I've written a books worth of stuff on this forum for this very subject. I will try and be brief to keep it short (yah right!).
At the Cub Level we must understand that while the program is for the boys, success depends on keeping the adults interested. If the adults (parents and leaders) are having fun and enjoying the program, there is a 99% likelihood of the boys reaching Webelos and crossing over to the Troops.
In my research, the primary reason for the membership drop at the cub level is adult burnout. Burnout is the loss of motivation and energy to provide a fun program. Five years is way way way too much to expect from volunteers.
At the troop level there are two areas of large membership losses.
The first is the first year scout. More scouts are lost in this age group than any other age group of scouts in all of the BSA. The reason I found is because the huge jump of a 10 year going from a adult guided lifestyle to a patrol method independent decision making lifestyle is terrifying. Imagine a boy who may have never camped in his life being told to pack up for a campout with a troop of strangers. These boys need some time to spool up the confidence that they are safe in the troop even while setting up a tent in the deep dark woods.

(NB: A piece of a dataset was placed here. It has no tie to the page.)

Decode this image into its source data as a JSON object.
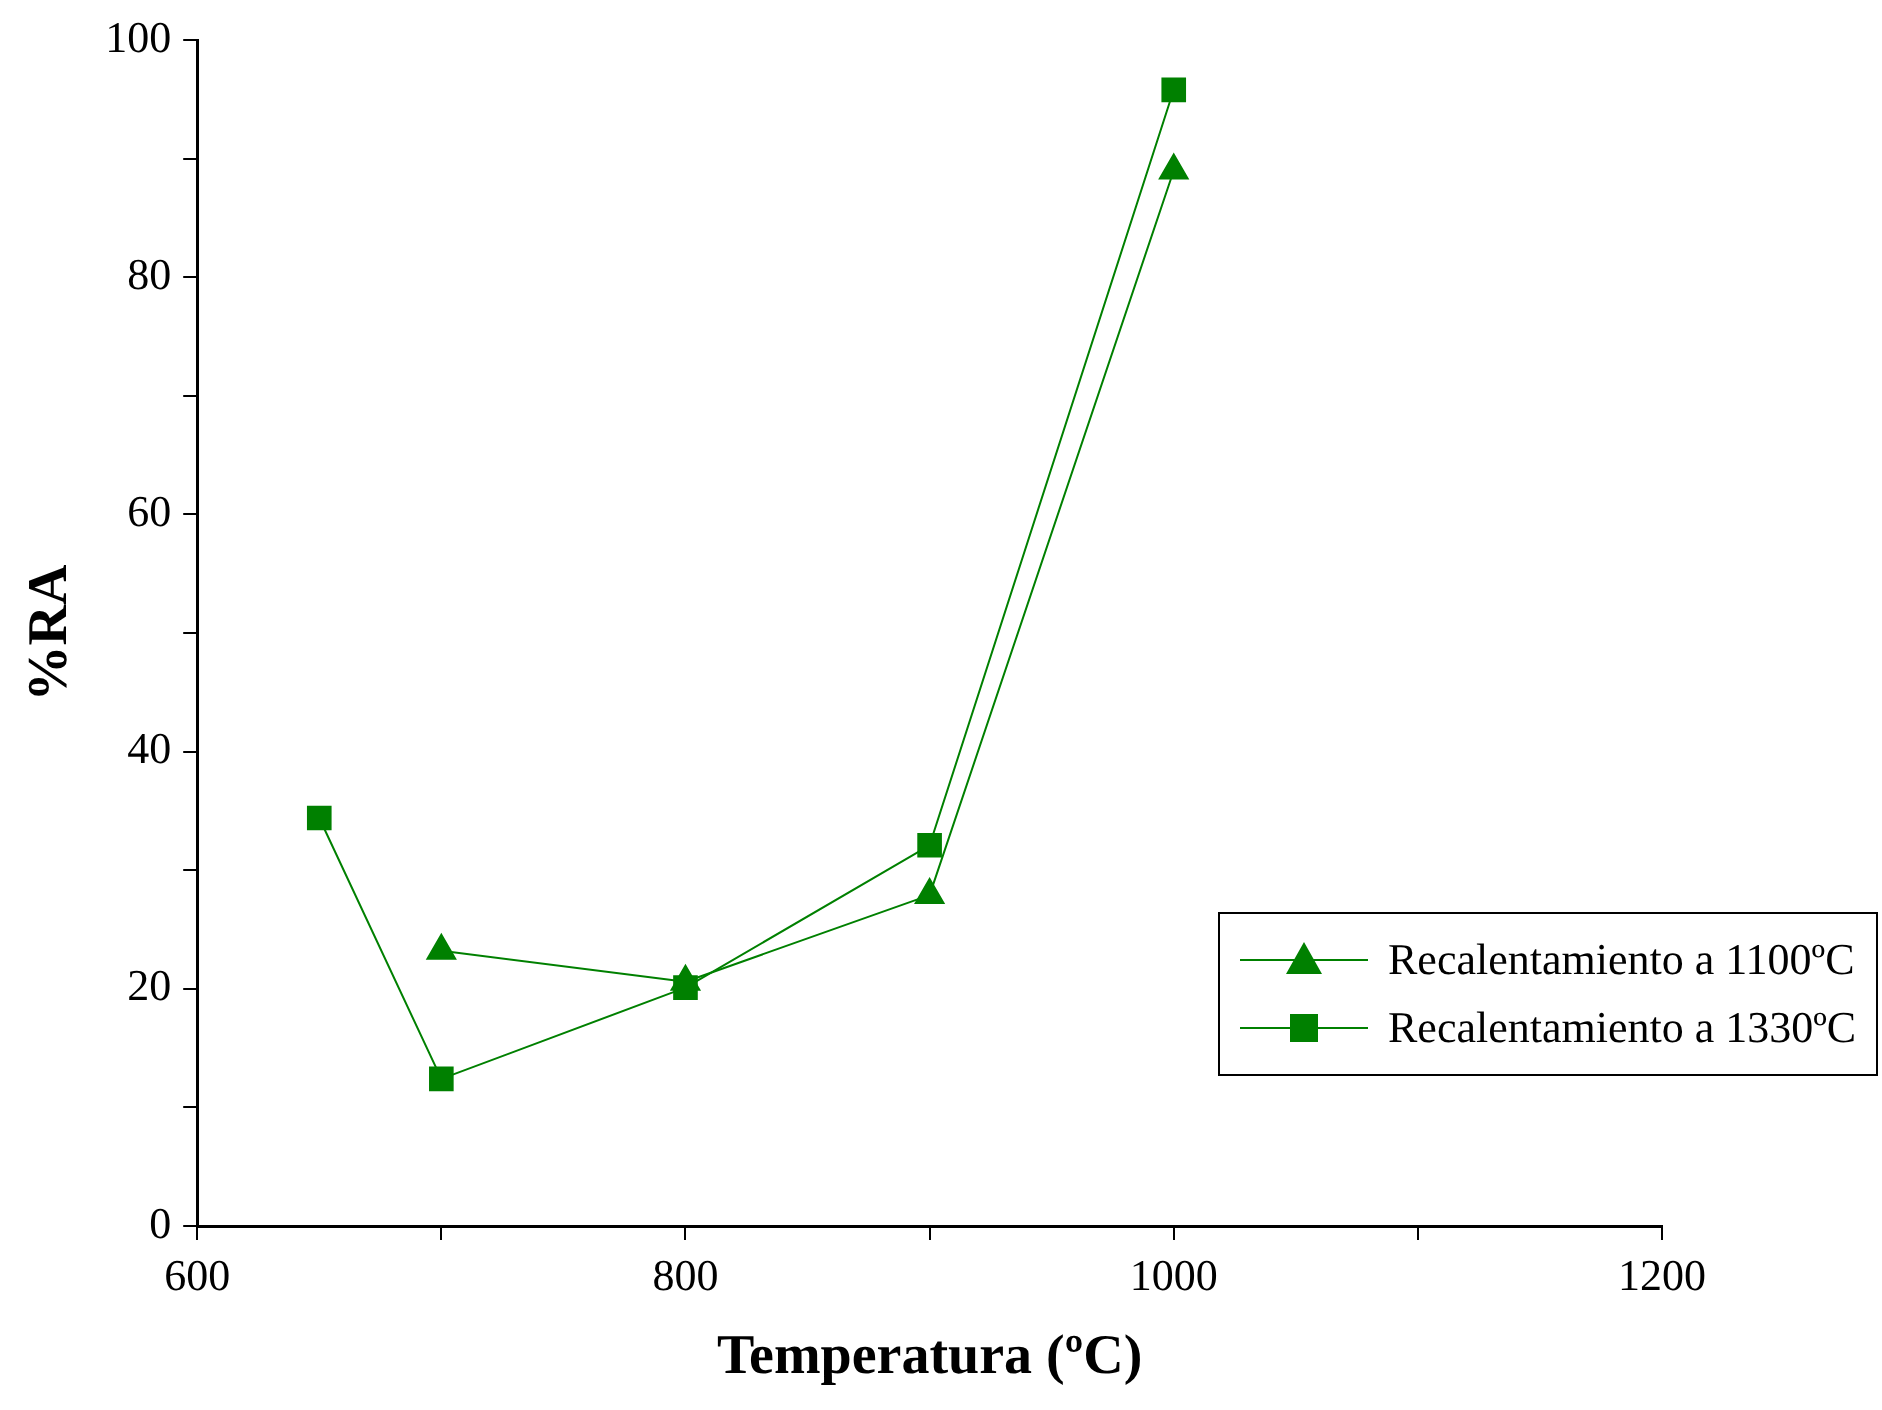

The other larger problem I found in my research are the loss of older scouts. I believe the success of the whole troop program is based from the success of the 14 and older part of the program. The over all problem with the 'majority' of troops is they tend to drive their program toward what I call is a First Class Advancement program. The vast majority of the troops activities are designed for scouts to advance up to a First Class level. Actually many troops drive it toward Eagle, but it is the same problem.
A troop that develops activities for advancement works out OK for 10 to 13 year old scouts because they are basically followers and the activities that to them are new and fun. But scouts after puberty have a different natural instinct that drives them more toward taking care of their gang and controlling their future. They simply have the same instincts as adults. The problem with most troops is they don't know how to use that instinct because they still think of older scouts as adolescent boys. So the adults typically assign the older scout to only teach, what, FIRST CLASS SKILLS. Yep, the older scouts are repeating their first three years all over again. Older scouts want responsibility in developing boys into men, not babysitting scouts in classroom type settings.
The problem is we are told over and over to let the older scouts teach so they are doing adult responsibilities. But teaching in a class room type of environment isn't really an adult responsibility. It is just plain boring. So the older scouts drop out and the older scouts of the troop don't typically last longer than age 14.
Troop adults need to develop the program so that First Class skills are not developed in class room type setting, but instead through passive actions during adventure activities. The program needs to get away from advancement themes so that the scout develop more of their survival skills like backpacking, canoeing, camping, hiking, bicycle riding and on and on. You know, the fun stuff. The older scouts leading those activities don't feel trapped in the same ol same ol program of previous years and they aren't babysitters. The program needs to be developed so that younger scouts learn "everything" from the role models of older scouts. That may sound simple, but it goes against the nature of a protective parent. It takes as much practice for the adults to stand back as it does for scouts to step forward. But in short, it comes down to a fun program. And it's the older scouts who define fun, not the younger ones. Like the Cub program, if the older scouts are excited about the program, the younger ones will follow.
That is a very brief in my limited time description of my experience and research of how units succeed and fail. I can fill in the gaps if you would like more detail.